Valter, one of the tall Poles employed to stand around the
Luddite vineyards, for hawks to perch on.
Incidentally, the gum tree is a prolific grower and as a consequence of the hard pruning, sends up large numbers of straight shoots, which are used for roofing, broom handles and stakes. When he uses them as stakes to support the vines, Niels rubs them with Sunlight soap (as opposed to Imperial Leather, that is), to deter insects.
Stone-throwing hooligans
Birds, however, pale into insignificance as a pest compared to the problems experienced by Pieter Visser of the Oak Valley estate in the Elgin Valley. Baboons are his nightmare – the troop of baboons, that is, that comes down out of the hills, ravishes his vines, gorges on grapes and vanishes into the night, like a simian SAS.
Pieter once lost two tons of fruit in two days, so he sent a gang of men to scare them away.
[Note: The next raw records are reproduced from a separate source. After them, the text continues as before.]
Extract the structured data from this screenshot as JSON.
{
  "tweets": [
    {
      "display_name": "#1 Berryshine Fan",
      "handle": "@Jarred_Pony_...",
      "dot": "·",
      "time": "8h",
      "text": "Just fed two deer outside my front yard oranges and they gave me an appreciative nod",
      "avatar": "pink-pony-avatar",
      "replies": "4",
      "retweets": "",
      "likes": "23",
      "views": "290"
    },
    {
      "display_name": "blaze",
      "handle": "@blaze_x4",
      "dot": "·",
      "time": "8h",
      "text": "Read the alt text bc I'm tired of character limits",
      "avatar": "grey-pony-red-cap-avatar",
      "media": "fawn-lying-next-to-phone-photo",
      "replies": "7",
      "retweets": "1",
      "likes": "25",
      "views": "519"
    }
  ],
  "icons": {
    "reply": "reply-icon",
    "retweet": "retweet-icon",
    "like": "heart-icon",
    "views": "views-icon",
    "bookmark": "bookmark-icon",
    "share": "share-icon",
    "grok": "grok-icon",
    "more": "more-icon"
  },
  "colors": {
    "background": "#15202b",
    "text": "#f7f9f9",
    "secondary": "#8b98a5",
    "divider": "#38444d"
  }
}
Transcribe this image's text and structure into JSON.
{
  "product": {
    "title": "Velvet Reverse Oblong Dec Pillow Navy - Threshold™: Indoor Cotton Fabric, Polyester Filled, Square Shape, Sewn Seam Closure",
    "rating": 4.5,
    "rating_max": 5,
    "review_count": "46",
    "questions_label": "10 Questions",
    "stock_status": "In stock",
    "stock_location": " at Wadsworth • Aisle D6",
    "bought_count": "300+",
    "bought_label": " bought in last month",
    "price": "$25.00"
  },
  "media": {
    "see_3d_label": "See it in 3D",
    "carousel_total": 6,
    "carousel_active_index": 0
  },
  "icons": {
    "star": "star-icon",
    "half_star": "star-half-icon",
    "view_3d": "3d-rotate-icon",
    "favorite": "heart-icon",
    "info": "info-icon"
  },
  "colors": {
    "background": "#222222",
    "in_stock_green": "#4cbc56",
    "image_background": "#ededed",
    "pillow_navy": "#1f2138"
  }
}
They threw stones at the baboons, which are ferocious creatures, but the animals retaliated by throwing the stones back at the men, who promptly ran away. Baboon - 1, Man - 0. The baboons are protected, but Pieter chases them away by firing his shotgun into the air (though it occured to me in an uncharitable moment, that occasionally his aim may be off and that he might actually miss the air, as it were). These days, however, the apes recognise the sound of his truck’s engine and scarper when they hear it approaching, though they won’t clear off if any other vehicle approaches.